First is the aforementioned voter education. What will Granite State Democrats tell these voters when, after three months of marches and protests and overhyped “Handmaid’s Tale” rhetoric, Planned Parenthood NH is still doing business as usual?  When, even as states like Louisiana and Oklahoma are drastically restricting abortion, places like Massachusetts and New Jersey are passing laws guaranteeing abortion without restrictions and using tax dollars to fly women in from out of state to undergo the procedure?

In that environment, will voters who aren’t already motivated by the abortion issue stay outraged and engaged?

Second, in addition to abortion, here are some other things the Supreme Court did not ban: Inflation. $5 a gallon gasoline. Mortgage rates hitting double digits. Recession.

Like legal abortion, they are not going away, either.

And what about Granite State Republicans? What should their strategy be?

The smart ones will keep their heads down and their mouths shut, at least in the short term. For many women, this issue is beyond politics. It is extremely personal. Having a college-dorm debate about the limits of stare decisis or the biology of trimesters right now is a big mistake. Wading into social media to celebrate the decision this week would be political malpractice.

That does not mean Republicans should hide from the issue. Whether they are pro-choice like Gov.
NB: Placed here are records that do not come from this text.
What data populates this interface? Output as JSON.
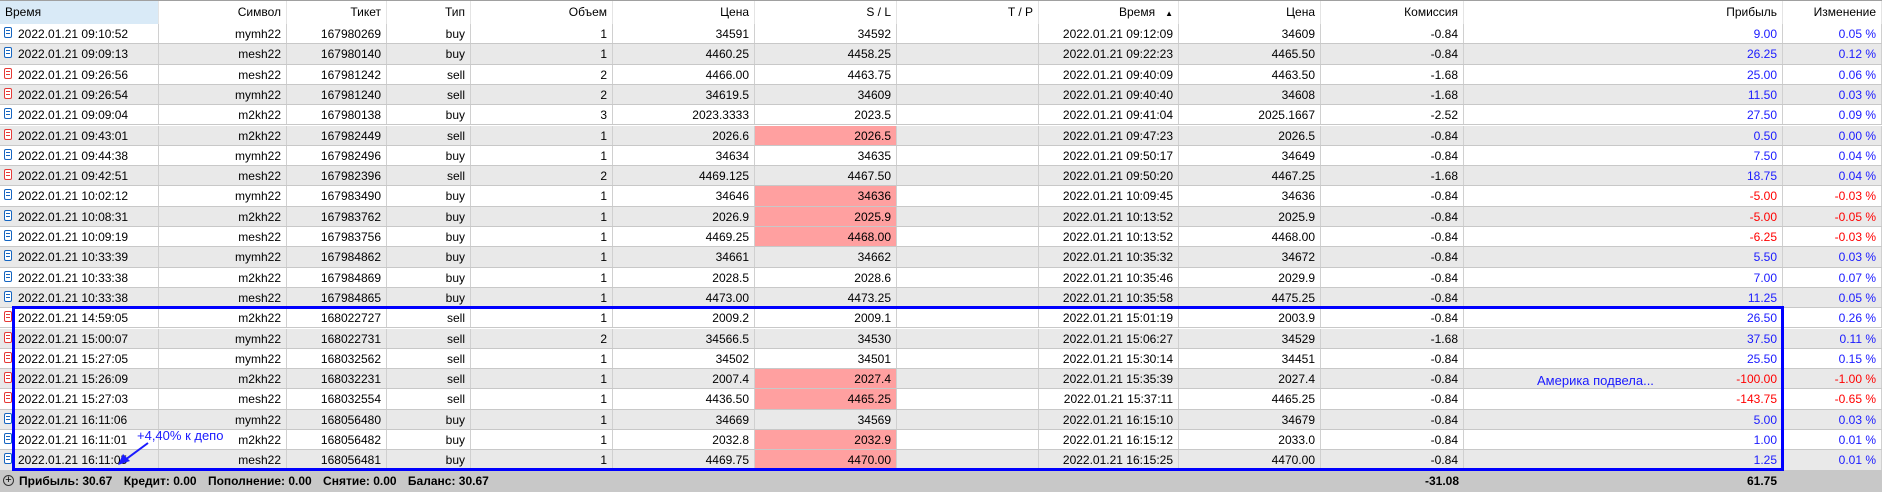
{
  "columns": [
    "Время",
    "Символ",
    "Тикет",
    "Тип",
    "Объем",
    "Цена",
    "S / L",
    "T / P",
    "Время",
    "Цена",
    "Комиссия",
    "Прибыль",
    "Изменение"
  ],
  "sort_indicator": "▲",
  "colors": {
    "profit_positive": "#1a1aff",
    "profit_negative": "#ff0000",
    "sl_highlight": "#ffa0a0",
    "annotation": "#0000ff",
    "buy_icon": "#1565c0",
    "sell_icon": "#e53935"
  },
  "rows": [
    {
      "time": "2022.01.21 09:10:52",
      "symbol": "mymh22",
      "ticket": "167980269",
      "type": "buy",
      "volume": "1",
      "price": "34591",
      "sl": "34592",
      "sl_hit": false,
      "tp": "",
      "close_time": "2022.01.21 09:12:09",
      "close_price": "34609",
      "commission": "-0.84",
      "profit": "9.00",
      "change": "0.05 %"
    },
    {
      "time": "2022.01.21 09:09:13",
      "symbol": "mesh22",
      "ticket": "167980140",
      "type": "buy",
      "volume": "1",
      "price": "4460.25",
      "sl": "4458.25",
      "sl_hit": false,
      "tp": "",
      "close_time": "2022.01.21 09:22:23",
      "close_price": "4465.50",
      "commission": "-0.84",
      "profit": "26.25",
      "change": "0.12 %"
    },
    {
      "time": "2022.01.21 09:26:56",
      "symbol": "mesh22",
      "ticket": "167981242",
      "type": "sell",
      "volume": "2",
      "price": "4466.00",
      "sl": "4463.75",
      "sl_hit": false,
      "tp": "",
      "close_time": "2022.01.21 09:40:09",
      "close_price": "4463.50",
      "commission": "-1.68",
      "profit": "25.00",
      "change": "0.06 %"
    },
    {
      "time": "2022.01.21 09:26:54",
      "symbol": "mymh22",
      "ticket": "167981240",
      "type": "sell",
      "volume": "2",
      "price": "34619.5",
      "sl": "34609",
      "sl_hit": false,
      "tp": "",
      "close_time": "2022.01.21 09:40:40",
      "close_price": "34608",
      "commission": "-1.68",
      "profit": "11.50",
      "change": "0.03 %"
    },
    {
      "time": "2022.01.21 09:09:04",
      "symbol": "m2kh22",
      "ticket": "167980138",
      "type": "buy",
      "volume": "3",
      "price": "2023.3333",
      "sl": "2023.5",
      "sl_hit": false,
      "tp": "",
      "close_time": "2022.01.21 09:41:04",
      "close_price": "2025.1667",
      "commission": "-2.52",
      "profit": "27.50",
      "change": "0.09 %"
    },
    {
      "time": "2022.01.21 09:43:01",
      "symbol": "m2kh22",
      "ticket": "167982449",
      "type": "sell",
      "volume": "1",
      "price": "2026.6",
      "sl": "2026.5",
      "sl_hit": true,
      "tp": "",
      "close_time": "2022.01.21 09:47:23",
      "close_price": "2026.5",
      "commission": "-0.84",
      "profit": "0.50",
      "change": "0.00 %"
    },
    {
      "time": "2022.01.21 09:44:38",
      "symbol": "mymh22",
      "ticket": "167982496",
      "type": "buy",
      "volume": "1",
      "price": "34634",
      "sl": "34635",
      "sl_hit": false,
      "tp": "",
      "close_time": "2022.01.21 09:50:17",
      "close_price": "34649",
      "commission": "-0.84",
      "profit": "7.50",
      "change": "0.04 %"
    },
    {
      "time": "2022.01.21 09:42:51",
      "symbol": "mesh22",
      "ticket": "167982396",
      "type": "sell",
      "volume": "2",
      "price": "4469.125",
      "sl": "4467.50",
      "sl_hit": false,
      "tp": "",
      "close_time": "2022.01.21 09:50:20",
      "close_price": "4467.25",
      "commission": "-1.68",
      "profit": "18.75",
      "change": "0.04 %"
    },
    {
      "time": "2022.01.21 10:02:12",
      "symbol": "mymh22",
      "ticket": "167983490",
      "type": "buy",
      "volume": "1",
      "price": "34646",
      "sl": "34636",
      "sl_hit": true,
      "tp": "",
      "close_time": "2022.01.21 10:09:45",
      "close_price": "34636",
      "commission": "-0.84",
      "profit": "-5.00",
      "change": "-0.03 %"
    },
    {
      "time": "2022.01.21 10:08:31",
      "symbol": "m2kh22",
      "ticket": "167983762",
      "type": "buy",
      "volume": "1",
      "price": "2026.9",
      "sl": "2025.9",
      "sl_hit": true,
      "tp": "",
      "close_time": "2022.01.21 10:13:52",
      "close_price": "2025.9",
      "commission": "-0.84",
      "profit": "-5.00",
      "change": "-0.05 %"
    },
    {
      "time": "2022.01.21 10:09:19",
      "symbol": "mesh22",
      "ticket": "167983756",
      "type": "buy",
      "volume": "1",
      "price": "4469.25",
      "sl": "4468.00",
      "sl_hit": true,
      "tp": "",
      "close_time": "2022.01.21 10:13:52",
      "close_price": "4468.00",
      "commission": "-0.84",
      "profit": "-6.25",
      "change": "-0.03 %"
    },
    {
      "time": "2022.01.21 10:33:39",
      "symbol": "mymh22",
      "ticket": "167984862",
      "type": "buy",
      "volume": "1",
      "price": "34661",
      "sl": "34662",
      "sl_hit": false,
      "tp": "",
      "close_time": "2022.01.21 10:35:32",
      "close_price": "34672",
      "commission": "-0.84",
      "profit": "5.50",
      "change": "0.03 %"
    },
    {
      "time": "2022.01.21 10:33:38",
      "symbol": "m2kh22",
      "ticket": "167984869",
      "type": "buy",
      "volume": "1",
      "price": "2028.5",
      "sl": "2028.6",
      "sl_hit": false,
      "tp": "",
      "close_time": "2022.01.21 10:35:46",
      "close_price": "2029.9",
      "commission": "-0.84",
      "profit": "7.00",
      "change": "0.07 %"
    },
    {
      "time": "2022.01.21 10:33:38",
      "symbol": "mesh22",
      "ticket": "167984865",
      "type": "buy",
      "volume": "1",
      "price": "4473.00",
      "sl": "4473.25",
      "sl_hit": false,
      "tp": "",
      "close_time": "2022.01.21 10:35:58",
      "close_price": "4475.25",
      "commission": "-0.84",
      "profit": "11.25",
      "change": "0.05 %"
    },
    {
      "time": "2022.01.21 14:59:05",
      "symbol": "m2kh22",
      "ticket": "168022727",
      "type": "sell",
      "volume": "1",
      "price": "2009.2",
      "sl": "2009.1",
      "sl_hit": false,
      "tp": "",
      "close_time": "2022.01.21 15:01:19",
      "close_price": "2003.9",
      "commission": "-0.84",
      "profit": "26.50",
      "change": "0.26 %"
    },
    {
      "time": "2022.01.21 15:00:07",
      "symbol": "mymh22",
      "ticket": "168022731",
      "type": "sell",
      "volume": "2",
      "price": "34566.5",
      "sl": "34530",
      "sl_hit": false,
      "tp": "",
      "close_time": "2022.01.21 15:06:27",
      "close_price": "34529",
      "commission": "-1.68",
      "profit": "37.50",
      "change": "0.11 %"
    },
    {
      "time": "2022.01.21 15:27:05",
      "symbol": "mymh22",
      "ticket": "168032562",
      "type": "sell",
      "volume": "1",
      "price": "34502",
      "sl": "34501",
      "sl_hit": false,
      "tp": "",
      "close_time": "2022.01.21 15:30:14",
      "close_price": "34451",
      "commission": "-0.84",
      "profit": "25.50",
      "change": "0.15 %"
    },
    {
      "time": "2022.01.21 15:26:09",
      "symbol": "m2kh22",
      "ticket": "168032231",
      "type": "sell",
      "volume": "1",
      "price": "2007.4",
      "sl": "2027.4",
      "sl_hit": true,
      "tp": "",
      "close_time": "2022.01.21 15:35:39",
      "close_price": "2027.4",
      "commission": "-0.84",
      "profit": "-100.00",
      "change": "-1.00 %"
    },
    {
      "time": "2022.01.21 15:27:03",
      "symbol": "mesh22",
      "ticket": "168032554",
      "type": "sell",
      "volume": "1",
      "price": "4436.50",
      "sl": "4465.25",
      "sl_hit": true,
      "tp": "",
      "close_time": "2022.01.21 15:37:11",
      "close_price": "4465.25",
      "commission": "-0.84",
      "profit": "-143.75",
      "change": "-0.65 %"
    },
    {
      "time": "2022.01.21 16:11:06",
      "symbol": "mymh22",
      "ticket": "168056480",
      "type": "buy",
      "volume": "1",
      "price": "34669",
      "sl": "34569",
      "sl_hit": false,
      "tp": "",
      "close_time": "2022.01.21 16:15:10",
      "close_price": "34679",
      "commission": "-0.84",
      "profit": "5.00",
      "change": "0.03 %"
    },
    {
      "time": "2022.01.21 16:11:01",
      "symbol": "m2kh22",
      "ticket": "168056482",
      "type": "buy",
      "volume": "1",
      "price": "2032.8",
      "sl": "2032.9",
      "sl_hit": true,
      "tp": "",
      "close_time": "2022.01.21 16:15:12",
      "close_price": "2033.0",
      "commission": "-0.84",
      "profit": "1.00",
      "change": "0.01 %"
    },
    {
      "time": "2022.01.21 16:11:05",
      "symbol": "mesh22",
      "ticket": "168056481",
      "type": "buy",
      "volume": "1",
      "price": "4469.75",
      "sl": "4470.00",
      "sl_hit": true,
      "tp": "",
      "close_time": "2022.01.21 16:15:25",
      "close_price": "4470.00",
      "commission": "-0.84",
      "profit": "1.25",
      "change": "0.01 %"
    }
  ],
  "footer": {
    "profit": "Прибыль: 30.67",
    "credit": "Кредит: 0.00",
    "deposit": "Пополнение: 0.00",
    "withdrawal": "Снятие: 0.00",
    "balance": "Баланс: 30.67",
    "commission_total": "-31.08",
    "profit_total": "61.75"
  },
  "annotations": {
    "deposit_gain": "+4,40% к депо",
    "america_note": "Америка подвела..."
  }
}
Chris Sununu or pro-life like most of the candidates running for Congress and U.S. Senate in New Hampshire, they should have their answers ready and stand by their positions when asked.

And they will be asked — starting with NHJournal’s GOP U.S. Senate candidates’ debate this Monday night.

Sen. Maggie Hassan, on the other hand, who has pledged to fight to end all restrictions on abortion in New Hampshire — including in the last weeks of pregnancy, or for the purpose of sex selection — will not be asked by reporters about her politically-extreme stance. That extremism won’t hurt her this week, or next. In fact, it may never actually cost her any votes in pro-choice New Hampshire.

But by November, her extremism will make it harder for her to push abortion as an issue. The fact is, most Granite Staters support the law we have today, regardless of what the Supreme Court says. Hassan’s position when she faces her Republican opponent will be that she wants to end a popular position and replace it with an extreme, less popular one.

Make no mistake: The Supreme Court decision will be a net benefit to Democrats, if only by giving them something — anything — to talk about other than the Biden presidency. And few organizations are as good at fundraising as the pro-choice groups. There will be mountains of money pouring in over the next month and Republicans need to find a way to compete.

But the odds that New Hampshire politics will be frozen in time, in this moment of churning anger and passion, until November are very low. Between now and November there will be five more monthly reports on the inflation rate. There will be (at least) one more Fed rate hike in interest rates. Moms and dads will make dozens of trips to the grocery store, and thousands of calculations about how to stretch their budgets to cover the higher costs.

The Southern border will still be in chaos. Parents will still be looking for ways to make up the classroom instruction lost due to wrong-headed COVID restrictions and the vagaries of Zoom schools.

And Joe Biden will be just days away from turning 80. And that is a number there is no way for Democrats to get around.